Painting Makes the Soul Visible (excerpt)
Essay on Bai Xuejuan’s Art
-By Luo Fei
On a number of palm sized notebooks, a great many variety of colorful patterns filled the pages. There appear to be some traces of natural growth. One of the covers reads: I’m afraid of waking up, for the dream would be gone. The one who didn’t want to wake up from her dream is Bai Xuejuan, a painter from Yunnan and is now living in Gejiu, a small city in southern China only about 200 kilometers away from Vietnam. She’s a high school teacher there. However, she’s been painting about Nordic islands in recent years: places where human beings are few, forests deep, and iced rivers flowing.
This is due to the residence program that Bai joined in the Nordic Watercolor Museum between February and April 2011 in Sweden. For this three months program on Tjörn, she witnessed how the ice melted in Scandinavia, and the rigid winter changed to the warm early spring. She spent these whole three months in her cabin next to the Pacific. Two diaries were jotted down and countless watercolors painted. And only a few new friends visited her occasionally. The minimalism manifested naturally around her in Northern Europe began to fascinate her. Even back to the mountains of Yunnan, those images related to the Tjörn kept coming back to appear on her paintings. I can feel the characteristic transparency unique to the Nordic in both her watercolors and oil paintings, light and thin, loose and soft. The free-flowing in her paintings is reminiscent of Edvard Munch. Just that one doesn’t sense the desperate darkness, but the bright and poetic flowing.

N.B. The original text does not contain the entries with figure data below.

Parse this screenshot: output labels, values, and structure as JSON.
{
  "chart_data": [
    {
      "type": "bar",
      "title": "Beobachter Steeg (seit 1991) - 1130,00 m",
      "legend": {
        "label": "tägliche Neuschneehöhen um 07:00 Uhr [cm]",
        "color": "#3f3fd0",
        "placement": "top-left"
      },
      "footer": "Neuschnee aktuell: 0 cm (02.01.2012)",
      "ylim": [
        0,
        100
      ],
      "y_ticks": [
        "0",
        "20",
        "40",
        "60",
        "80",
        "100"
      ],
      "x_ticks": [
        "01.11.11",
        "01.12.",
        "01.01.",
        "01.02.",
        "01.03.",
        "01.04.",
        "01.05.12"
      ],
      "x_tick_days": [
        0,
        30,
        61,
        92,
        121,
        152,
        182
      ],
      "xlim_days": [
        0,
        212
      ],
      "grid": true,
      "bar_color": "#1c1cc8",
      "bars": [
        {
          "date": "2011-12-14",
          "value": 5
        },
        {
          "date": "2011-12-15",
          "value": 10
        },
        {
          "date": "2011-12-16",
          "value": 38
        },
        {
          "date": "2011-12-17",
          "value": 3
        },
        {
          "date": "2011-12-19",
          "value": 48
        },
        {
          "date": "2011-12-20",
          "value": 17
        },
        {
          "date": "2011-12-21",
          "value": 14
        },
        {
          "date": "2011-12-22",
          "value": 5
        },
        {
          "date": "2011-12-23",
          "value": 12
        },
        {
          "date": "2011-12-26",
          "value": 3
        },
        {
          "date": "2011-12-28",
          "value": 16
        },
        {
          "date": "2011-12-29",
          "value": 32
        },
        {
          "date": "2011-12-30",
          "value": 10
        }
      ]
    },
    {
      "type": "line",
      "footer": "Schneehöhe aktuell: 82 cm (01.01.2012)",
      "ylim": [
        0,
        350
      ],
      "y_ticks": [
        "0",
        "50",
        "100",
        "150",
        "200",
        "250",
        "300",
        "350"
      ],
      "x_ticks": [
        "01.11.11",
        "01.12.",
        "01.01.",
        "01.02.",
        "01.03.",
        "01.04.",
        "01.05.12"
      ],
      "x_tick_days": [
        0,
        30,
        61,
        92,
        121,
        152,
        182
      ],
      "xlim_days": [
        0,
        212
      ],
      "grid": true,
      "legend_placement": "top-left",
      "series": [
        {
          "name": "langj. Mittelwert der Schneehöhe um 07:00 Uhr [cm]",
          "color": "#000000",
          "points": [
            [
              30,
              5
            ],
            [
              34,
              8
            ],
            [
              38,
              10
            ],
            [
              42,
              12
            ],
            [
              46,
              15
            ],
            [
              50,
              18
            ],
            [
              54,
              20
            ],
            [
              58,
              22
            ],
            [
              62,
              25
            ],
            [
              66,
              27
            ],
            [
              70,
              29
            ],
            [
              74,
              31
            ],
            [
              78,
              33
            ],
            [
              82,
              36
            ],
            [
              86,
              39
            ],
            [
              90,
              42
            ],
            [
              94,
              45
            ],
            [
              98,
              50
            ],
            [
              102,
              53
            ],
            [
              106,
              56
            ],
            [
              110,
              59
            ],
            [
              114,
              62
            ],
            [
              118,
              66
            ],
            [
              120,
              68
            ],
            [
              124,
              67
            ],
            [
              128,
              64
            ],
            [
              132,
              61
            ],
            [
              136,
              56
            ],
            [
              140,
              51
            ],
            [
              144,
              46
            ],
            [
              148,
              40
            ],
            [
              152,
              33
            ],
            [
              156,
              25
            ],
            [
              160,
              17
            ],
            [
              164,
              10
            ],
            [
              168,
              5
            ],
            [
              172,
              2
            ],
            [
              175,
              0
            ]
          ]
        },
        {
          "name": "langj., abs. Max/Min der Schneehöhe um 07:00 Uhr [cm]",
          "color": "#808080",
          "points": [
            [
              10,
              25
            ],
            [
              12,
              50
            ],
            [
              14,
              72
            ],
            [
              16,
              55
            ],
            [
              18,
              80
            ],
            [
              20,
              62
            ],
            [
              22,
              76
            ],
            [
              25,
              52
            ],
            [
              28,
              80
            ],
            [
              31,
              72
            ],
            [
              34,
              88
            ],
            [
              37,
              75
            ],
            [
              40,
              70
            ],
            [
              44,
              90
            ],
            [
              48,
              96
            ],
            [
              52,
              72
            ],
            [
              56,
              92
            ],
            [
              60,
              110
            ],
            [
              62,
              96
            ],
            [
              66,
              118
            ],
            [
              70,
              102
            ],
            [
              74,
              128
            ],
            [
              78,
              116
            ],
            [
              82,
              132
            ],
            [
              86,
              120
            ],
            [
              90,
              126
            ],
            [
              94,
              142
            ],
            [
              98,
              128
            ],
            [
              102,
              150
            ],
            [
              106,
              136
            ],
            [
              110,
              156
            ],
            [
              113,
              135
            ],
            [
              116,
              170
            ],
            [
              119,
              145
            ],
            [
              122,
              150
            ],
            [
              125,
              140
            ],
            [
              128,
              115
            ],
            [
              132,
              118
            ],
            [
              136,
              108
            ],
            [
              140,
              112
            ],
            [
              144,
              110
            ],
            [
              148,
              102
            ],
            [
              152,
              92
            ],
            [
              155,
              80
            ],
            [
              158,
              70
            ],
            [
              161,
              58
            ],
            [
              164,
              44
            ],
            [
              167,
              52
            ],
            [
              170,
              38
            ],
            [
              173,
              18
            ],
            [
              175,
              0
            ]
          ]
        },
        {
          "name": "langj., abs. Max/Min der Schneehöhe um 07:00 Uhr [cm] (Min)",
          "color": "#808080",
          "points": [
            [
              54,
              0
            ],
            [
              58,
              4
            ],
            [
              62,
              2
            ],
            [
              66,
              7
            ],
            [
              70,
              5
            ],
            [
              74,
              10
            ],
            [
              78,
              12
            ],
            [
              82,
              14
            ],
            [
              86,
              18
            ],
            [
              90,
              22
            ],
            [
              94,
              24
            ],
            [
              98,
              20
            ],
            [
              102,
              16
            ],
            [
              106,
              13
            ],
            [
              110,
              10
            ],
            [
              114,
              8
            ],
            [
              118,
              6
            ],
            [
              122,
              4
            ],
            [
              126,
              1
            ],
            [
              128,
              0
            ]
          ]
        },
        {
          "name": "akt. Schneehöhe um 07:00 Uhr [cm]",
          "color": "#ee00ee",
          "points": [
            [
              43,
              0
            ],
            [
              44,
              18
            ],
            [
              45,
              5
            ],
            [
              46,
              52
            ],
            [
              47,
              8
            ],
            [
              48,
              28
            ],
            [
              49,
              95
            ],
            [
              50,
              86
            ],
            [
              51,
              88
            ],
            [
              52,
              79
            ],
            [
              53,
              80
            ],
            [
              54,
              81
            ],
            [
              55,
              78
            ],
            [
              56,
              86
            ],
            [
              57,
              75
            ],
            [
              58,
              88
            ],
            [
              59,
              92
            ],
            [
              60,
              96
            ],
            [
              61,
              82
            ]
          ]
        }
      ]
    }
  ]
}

For Bai Xuejuan, cultural collision and blending are external and concrete, and she does not study art as a cultural matter. When it comes to art, by following the experience deep inside of her heart, she’s been continuously recording like diaries the trajectory of her inner feedback on life, surroundings and her own feelings. She captured in her paintings those moments like cruising the sea, walking in the night or strolling aimlessly. Those are the times that the burden of reality was kept at a distance, and the ones for thoughts and drifting away. To drift is both for the soul to breathe and to escape.
Rather than delving into the texture of a particular piece of leaves or a stone on the ground, Bai does not regard the world as a stable substance, but a series of flowing, breathable and free forms. Going up and down, they are plain and simple, yet grow like a poetry. They are as free as if one falls into a trance. At this very moment, painting makes the soul visible.